October 15 Friday – In Vienna, Austria Sam wrote to Eduard Pötzl that “his wife & daughters desire me to thank you cordially for the kind invitation extended to them, & to express their regret that they will not be able to take advantage of it” [MTP]. Note: this may relate to the Oct. 14 invitation for the girls to see a carnival.

Eduard Pötzl replied to Livy’s Oct. 14: “Next week, I hope to be capable of visiting again.” He recommended “our most famous dentist” Dr. E.M. Thomas who spent his youth in America. “He would like to pay a courtesy call” [MTP].
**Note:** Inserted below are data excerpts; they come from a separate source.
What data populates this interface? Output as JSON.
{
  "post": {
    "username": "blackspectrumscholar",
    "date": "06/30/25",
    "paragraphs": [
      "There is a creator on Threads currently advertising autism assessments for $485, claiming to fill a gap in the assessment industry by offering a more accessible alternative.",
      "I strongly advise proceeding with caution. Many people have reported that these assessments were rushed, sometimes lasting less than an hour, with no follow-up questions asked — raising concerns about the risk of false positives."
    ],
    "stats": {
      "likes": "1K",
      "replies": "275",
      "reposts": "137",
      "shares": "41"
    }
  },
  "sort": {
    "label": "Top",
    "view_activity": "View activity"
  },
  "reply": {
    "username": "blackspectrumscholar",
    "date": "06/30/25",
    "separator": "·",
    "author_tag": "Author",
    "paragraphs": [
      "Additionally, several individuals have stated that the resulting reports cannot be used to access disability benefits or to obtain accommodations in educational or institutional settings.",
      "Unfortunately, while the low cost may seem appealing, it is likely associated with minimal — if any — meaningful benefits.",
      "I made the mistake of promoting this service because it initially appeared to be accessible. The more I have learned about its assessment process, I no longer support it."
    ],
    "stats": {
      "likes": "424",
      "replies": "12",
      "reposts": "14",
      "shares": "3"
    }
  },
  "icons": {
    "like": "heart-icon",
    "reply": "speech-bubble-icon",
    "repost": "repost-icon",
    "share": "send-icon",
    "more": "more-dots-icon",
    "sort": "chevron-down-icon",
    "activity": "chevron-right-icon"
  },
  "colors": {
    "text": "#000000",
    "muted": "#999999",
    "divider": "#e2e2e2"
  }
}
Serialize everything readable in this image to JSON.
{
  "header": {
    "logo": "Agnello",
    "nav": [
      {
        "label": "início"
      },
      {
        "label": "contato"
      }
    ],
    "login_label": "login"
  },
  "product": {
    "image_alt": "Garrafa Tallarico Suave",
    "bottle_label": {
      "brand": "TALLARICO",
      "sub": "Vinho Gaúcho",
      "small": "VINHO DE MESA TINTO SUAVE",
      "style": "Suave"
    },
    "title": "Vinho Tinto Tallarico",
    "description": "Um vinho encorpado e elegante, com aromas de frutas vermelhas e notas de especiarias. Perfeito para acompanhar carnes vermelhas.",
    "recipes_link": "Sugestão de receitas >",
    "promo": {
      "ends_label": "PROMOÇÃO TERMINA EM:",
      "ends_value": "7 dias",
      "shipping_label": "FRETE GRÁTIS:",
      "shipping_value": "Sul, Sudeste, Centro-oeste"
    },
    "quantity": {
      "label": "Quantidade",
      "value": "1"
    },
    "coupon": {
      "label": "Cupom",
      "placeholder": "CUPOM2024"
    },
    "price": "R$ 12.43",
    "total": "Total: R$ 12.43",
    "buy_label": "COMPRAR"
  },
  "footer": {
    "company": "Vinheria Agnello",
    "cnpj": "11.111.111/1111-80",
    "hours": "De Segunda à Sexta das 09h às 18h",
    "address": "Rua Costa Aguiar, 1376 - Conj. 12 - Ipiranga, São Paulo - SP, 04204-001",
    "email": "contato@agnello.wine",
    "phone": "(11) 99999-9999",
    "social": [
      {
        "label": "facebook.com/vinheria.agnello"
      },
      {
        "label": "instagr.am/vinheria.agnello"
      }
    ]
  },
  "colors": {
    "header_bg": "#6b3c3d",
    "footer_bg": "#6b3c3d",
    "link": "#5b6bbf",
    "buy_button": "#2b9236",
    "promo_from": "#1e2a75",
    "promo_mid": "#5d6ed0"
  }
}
In the evening Sam took in a meeting of the Vienna City Council (Gemeinderat). Dolmetsch writes:

His presence in the Journalistenloge (press box) created such a stir among councilors, spectators, and his colleagues of the local press that most of the latter made his visit the focus of their reports of the session. It was an unusually raucous meeting even for this notoriously fractious, unwieldy body of 138 members. Mark Twain was asked by reporters to comment on what he had witnessed there, which he did with rather undiplomatic candor [62]. Note: see pages 62-64 for a breakdown of the “players” at the meeting, including the new “immensely popular” Lord Mayor, Dr. Karl Lueger. Sam was becoming educated in the issues that divided Vienna, here principally the size and influence of the Czech element in the population, and the question of Jewish appointments to judgeships. Dolmetsch explains the good Mayor’s influence and the state of Vienna’s improvements:

Under the dynamic, demagogic Dr. Karl Lueger, whose election as mayor was ratified on April 10, 1897, Vienna had embarked on a program of urban social planning that would soon make it a model for cities throughout the world. Gas and electric services and indoor plumbing were being extended beyond the homes of the affluent city dwellers to those of the working-class suburbs, and an efficient public transportation system was being constructed with a street railway (part elevated, part subterranean) girdling the city and intersecting tramway lines radiating out to it from the city’s central and commercial districts. All this construction, Mark Twain complained, made an inconvenient mess. Despite its antiquity, Vienna had an air of freshness and vitality not unlike what Twain had found in October 1891 in Bismark’s bustling new Berlin which he perceptively named the German Chicago [9-10].

October 16 Saturday

October 17 SundayA letter purporting to be from Mark Twain about the Oct. 15 city council session to the editors of the Neue Freie Presse was published in that paper. The letter criticized the noise of the city’s traffic, the many street barricades where pipes were being laid, and observations about the Jewish question. Was this letter from Sam? It included an incident that did not happen, of Sam springing to his feet and shouting, “Long live Lueger! Long live the Jews!” Dolmetsch examines the evidence for and against the letter being from Clemens [64-66].

October 18 MondaySam’s notebook: “Dr. Rudolf Lindau called. He is now 5½ years in the German Embassy at Constantinople. On his way there. With the King of Servia [Serbia] & father apparently, but did not say” [NB 42 TS 44].

SLC used mourning border for most letters from Susy’s death on, then from Livy’s death on.